Direktur Jenderal Perhubungan Darat Kementerian Perhubungan Budi Setiyadi di Jakarta, Selasa (19/3/2019), mengatakan, selain ojek daring, peraturan itu juga mengatur ojek pangkalan terkait dengan syarat teknis dan keselamatan transportasi. Selain keselamatan pengguna, regulasi itu juga diharapkan meningkatkan kesejahteraan pengemudi.
Akan tetapi, regulasi itu saja dinilai belum cukup. Pengamat transportasi Unika Soegijapranata, Djoko Setijowarno, berpendapat, butuh regulasi dari Kementerian Ketenagakerjaan serta Kementerian Komunikasi dan Informatika terkait dengan keberadaan ojek daring. Menurut dia, posisi pengemudi ojek daring masih sangat lemah.
”Sekarang bagaimana kementerian lain menelurkan regulasi untuk melindungi pengemudi dan pengguna. Walau disebut mitra, nyatanya pengemudi bekerja untuk operator,” kata Djoko.

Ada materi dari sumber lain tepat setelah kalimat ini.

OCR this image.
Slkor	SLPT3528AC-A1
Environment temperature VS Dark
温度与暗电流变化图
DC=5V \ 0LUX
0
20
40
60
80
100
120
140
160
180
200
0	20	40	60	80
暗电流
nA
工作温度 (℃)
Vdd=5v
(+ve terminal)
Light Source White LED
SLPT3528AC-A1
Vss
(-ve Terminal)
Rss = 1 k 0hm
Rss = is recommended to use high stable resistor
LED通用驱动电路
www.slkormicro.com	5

Pengemudi berharap tarif yang transparan dan bersih. Namun, menurut Djoko, operator ingin tarif dengan menggunakan bonus dan poin. ”Terkait bonus dan poin ini sering kali penghitungannya tidak transparan dan hasil penghitungan antara pengemudi dan operator berulang kali beda. Jika terjadi perbedaan, pengemudi tidak bisa protes,” kata Djoko.

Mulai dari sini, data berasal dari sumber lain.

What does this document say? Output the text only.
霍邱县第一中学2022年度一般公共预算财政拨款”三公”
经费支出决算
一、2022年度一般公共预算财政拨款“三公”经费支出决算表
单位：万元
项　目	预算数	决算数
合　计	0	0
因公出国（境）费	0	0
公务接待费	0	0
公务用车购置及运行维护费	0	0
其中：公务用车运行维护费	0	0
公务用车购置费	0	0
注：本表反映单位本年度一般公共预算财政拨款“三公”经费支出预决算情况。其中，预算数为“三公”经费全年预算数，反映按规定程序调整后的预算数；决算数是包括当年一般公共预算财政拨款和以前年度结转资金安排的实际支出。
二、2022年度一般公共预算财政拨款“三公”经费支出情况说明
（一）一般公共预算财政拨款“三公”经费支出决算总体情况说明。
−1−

Budi menambahkan, pihaknya sedang menyusun surat keputusan (SK) Menteri Perhubungan yang mengatur secara detail Peraturan Menteri Perhubungan No 12/2019. ”Kami sudah membahasnya dengan operator, YLKI (Yayasan Lembaga Konsumen Indonesia), perwakilan pengemudi, dan pihak terkait,” ujarnya.
SK Menteri Perhubungan antara lain mencakup poin tentang biaya jasa per kilometer bagi pengemudi, tarif batas atas dan bawah, dan pembagian zona. Menurut Budi, surat keputusan itu antara lain mempertimbangkan aspek budaya, politik, dan harapan masyarakat.
Budi menambahkan, saat ini materi SK yang sedang dibahas adalah mengenai biaya jasa yang dibagi jadi dua, yakni biaya langsung dan biaya tak langsung ini. Biaya jasa ini memperhatikan segi ekonomi, sosial, dan budaya.